A massive hiring effort is helping the system to meet the four-week benchmark, he said. About 27 radiation therapists and 61 oncologists — including radiation and medical oncologists as well as GPs trained in oncology and nurse practitioners who support oncology patients — have been hired, including about 10 oncologists on 91Ô´´ Island, Chi said.
“Victoria has had a tremendous growth in oncologists,” said Chi, who says while it’s “phenomenal” that B.C. was able to recruit 61 oncologists so quickly, “more than that” are needed.
The impact of the new hires will become more apparent in the coming months, he said.
Chi said wait times for chemotherapy in Victoria are currently close to the benchmark, which is to have 90 per cent of people treated within two weeks of referral for chemotherapy. Wait times for chemotherapy are not public.

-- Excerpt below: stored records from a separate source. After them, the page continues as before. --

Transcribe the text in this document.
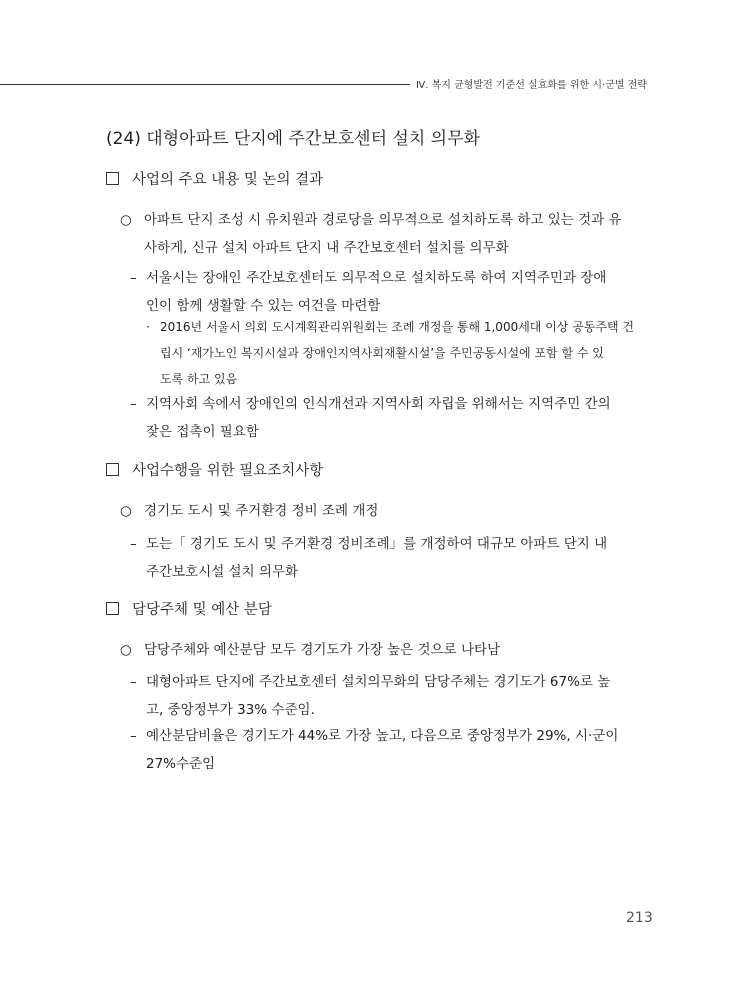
Ⅳ. 복지 균형발전 기준선 실효화를 위한 시·군별 전략
(24) 대형아파트 단지에 주간보호센터 설치 의무화
사업의 주요 내용 및 논의 결과
○ 아파트 단지 조성 시 유치원과 경로당을 의무적으로 설치하도록 하고 있는 것과 유
사하게, 신규 설치 아파트 단지 내 주간보호센터 설치를 의무화
– 서울시는 장애인 주간보호센터도 의무적으로 설치하도록 하여 지역주민과 장애
인이 함께 생활할 수 있는 여건을 마련함
· 2016년 서울시 의회 도시계획관리위원회는 조례 개정을 통해 1,000세대 이상 공동주택 건
립시 ‘재가노인 복지시설과 장애인지역사회재활시설’을 주민공동시설에 포함 할 수 있
도록 하고 있음
– 지역사회 속에서 장애인의 인식개선과 지역사회 자립을 위해서는 지역주민 간의
잦은 접촉이 필요함
사업수행을 위한 필요조치사항
○ 경기도 도시 및 주거환경 정비 조례 개정
– 도는「 경기도 도시 및 주거환경 정비조례」를 개정하여 대규모 아파트 단지 내
주간보호시설 설치 의무화
담당주체 및 예산 분담
○ 담당주체와 예산분담 모두 경기도가 가장 높은 것으로 나타남
– 대형아파트 단지에 주간보호센터 설치의무화의 담당주체는 경기도가 67%로 높
고, 중앙정부가 33% 수준임.
– 예산분담비율은 경기도가 44%로 가장 높고, 다음으로 중앙정부가 29%, 시·군이
27%수준임
213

The large majority of people in Victoria are getting their chemotherapy within two weeks, said Chi. Because chemotherapy is often a final step in treatment — maybe following weeks and months of diagnostic tests, surgery and imaging — it can in some cases seem longer than benchmarks.
“The perception of the wait time may not necessarily be related to the actual getting the chemotherapy treatment, but it’s the totality of the wait time that they’re experiencing, which is an entire system problem, which of course needs to be fixed as well,” he said.
Chi said people with late-stage cancers deserve “the highest quality care as possible.”
“I am sorry that there is a perception that people are feeling sidelined because we certainly don’t want that to happen,” he said. “For the patients that are in the system, the vast majority are receiving their treatment on time, on schedule, as clinically needed and are getting great care.”
And while there are gaps in care, Chi said all parties involved are putting in tremendous effort to improve the system and are closing these gaps. “I think we will see change in this coming year,” he said
As for Atwood, her six sessions of chemotherapy ended in October, and she says the cancer has been contained and tumours have decreased.
She is privately paying for hyperthermia treatment, a method of heating body tissue to help kill cancer cells, via a naturopath and meanwhile continues to ride horses and teach.
“It’s really stressful because I’m supposed to be resting and balancing but I have to earn, I don’t know how else to do this,” she said.
Atwood will remain on the chemotherapy pill Mitotane, which includes side effects from nauseau to neuropathy, for the next 18 months in order to prolong her life. She’s been declined funding for an expensive drug via a phase 2 clinical trial.
“After that, there is no plan from B.C. Cancer — that’s it, that’s the end of the road for me,” said Atwood.
“There has to be something better than that. That’s why I’m not taking my foot off the gas.”